Project management is not a particular set of steps in a process. Project management is about the way you think. It is the critical thinking process of how to approach projects and get them accomplished. Much like procurement, project management has been under-going some major shifts.
For a brief over of what is project management and the project management knowledge areas read this article.
In the traditional sense, the steps of the procurement cycle are accomplished sequentially, the next step depending upon whether the first step was completed. Similarly, waterfall project management refers to completing a series of steps in a linear fashion, creating dependencies from one phase of the project. Customers and stakeholders are usually engaged only in the beginning and end stages of this method.

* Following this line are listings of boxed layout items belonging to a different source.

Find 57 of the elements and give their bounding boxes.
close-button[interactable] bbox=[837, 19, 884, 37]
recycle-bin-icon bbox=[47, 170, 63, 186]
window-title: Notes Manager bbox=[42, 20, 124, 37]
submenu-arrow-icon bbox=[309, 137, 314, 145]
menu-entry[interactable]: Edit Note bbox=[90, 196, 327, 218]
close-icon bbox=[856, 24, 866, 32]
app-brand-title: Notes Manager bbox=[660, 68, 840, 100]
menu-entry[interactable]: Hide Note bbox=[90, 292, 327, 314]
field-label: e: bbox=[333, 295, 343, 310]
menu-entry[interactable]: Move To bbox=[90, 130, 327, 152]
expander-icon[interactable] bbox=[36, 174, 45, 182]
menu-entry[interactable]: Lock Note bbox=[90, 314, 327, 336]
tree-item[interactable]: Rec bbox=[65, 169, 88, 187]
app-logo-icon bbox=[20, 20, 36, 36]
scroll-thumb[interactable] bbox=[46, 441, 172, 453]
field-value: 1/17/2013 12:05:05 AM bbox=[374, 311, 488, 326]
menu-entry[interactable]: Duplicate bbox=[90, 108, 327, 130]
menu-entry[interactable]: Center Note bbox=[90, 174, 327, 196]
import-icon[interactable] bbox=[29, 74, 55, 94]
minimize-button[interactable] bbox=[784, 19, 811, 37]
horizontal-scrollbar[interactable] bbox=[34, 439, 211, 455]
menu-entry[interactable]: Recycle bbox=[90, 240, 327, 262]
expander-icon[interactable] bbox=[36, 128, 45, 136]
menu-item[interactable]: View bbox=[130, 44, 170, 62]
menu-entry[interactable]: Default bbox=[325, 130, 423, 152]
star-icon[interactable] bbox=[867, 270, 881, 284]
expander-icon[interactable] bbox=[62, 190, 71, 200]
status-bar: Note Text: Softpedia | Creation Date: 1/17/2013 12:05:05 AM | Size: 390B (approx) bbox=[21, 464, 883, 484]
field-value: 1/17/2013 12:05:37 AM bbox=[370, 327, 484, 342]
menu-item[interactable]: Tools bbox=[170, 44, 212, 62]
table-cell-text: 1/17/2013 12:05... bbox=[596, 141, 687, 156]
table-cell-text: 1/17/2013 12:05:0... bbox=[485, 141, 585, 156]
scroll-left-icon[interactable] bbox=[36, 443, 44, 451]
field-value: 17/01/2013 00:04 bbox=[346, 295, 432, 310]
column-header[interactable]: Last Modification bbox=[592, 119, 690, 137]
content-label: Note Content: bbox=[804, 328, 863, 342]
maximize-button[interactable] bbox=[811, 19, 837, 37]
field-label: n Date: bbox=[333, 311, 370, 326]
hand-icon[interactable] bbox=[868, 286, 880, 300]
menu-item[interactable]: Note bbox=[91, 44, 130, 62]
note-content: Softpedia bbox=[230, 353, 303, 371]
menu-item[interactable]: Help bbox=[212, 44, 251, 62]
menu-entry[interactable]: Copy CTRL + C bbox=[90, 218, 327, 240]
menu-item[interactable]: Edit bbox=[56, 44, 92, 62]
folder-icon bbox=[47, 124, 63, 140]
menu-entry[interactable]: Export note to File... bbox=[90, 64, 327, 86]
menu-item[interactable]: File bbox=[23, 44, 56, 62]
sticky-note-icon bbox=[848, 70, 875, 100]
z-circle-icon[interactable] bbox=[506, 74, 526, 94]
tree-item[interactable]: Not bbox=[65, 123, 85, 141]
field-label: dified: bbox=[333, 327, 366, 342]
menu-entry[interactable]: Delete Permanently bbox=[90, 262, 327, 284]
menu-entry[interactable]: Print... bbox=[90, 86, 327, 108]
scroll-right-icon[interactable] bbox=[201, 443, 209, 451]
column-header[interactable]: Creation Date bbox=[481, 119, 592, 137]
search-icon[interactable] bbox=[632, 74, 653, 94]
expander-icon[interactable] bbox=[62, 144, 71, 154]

In agile procurement, teams are assigned backlogged tasks to complete within an iteration, with continuous feedback from stakeholders. In agile project management, projects are completed in shorter, flexible based iterations using lean principles. Changes to the end deliverable are expected in agile, each iteration is treated as an improvement cycle for the end product, engaging customers and stakeholders along the way.
See any similarities yet?
Read this article from PMI on waterfall versus agile methods.
Why Project Management in Procurement? The short answer: because it works.
A study in the Journal of Operations Management shows a direct positive relationship between agile manufacturing methods and operational performance. Meaning, when agile project management methods are used, organizations see improvements in both process efficiencies and bottom-line value.
But embracing agile is tough. Getting cross-level buy-in from coworkers, executive authority, and agency stakeholders for breaking down barriers between organizational hierarchies isn’t an overnight process, but it is worthwhile. In 2019, Forbes reported that agile method really is worth the investment of reorganizing and redesign.
As pointed out in a previous blog post, procurement specialists are the central point of contact for multiple stakeholders, balancing risk management, legal compliance, and aligning actions with executive and customer agency directives. Procurement specialists are used to balancing multiple deliverables, stakeholders, and projects. Procurement specialists are project managers and can elevate and encourage innovation by capitalizing on agile methods.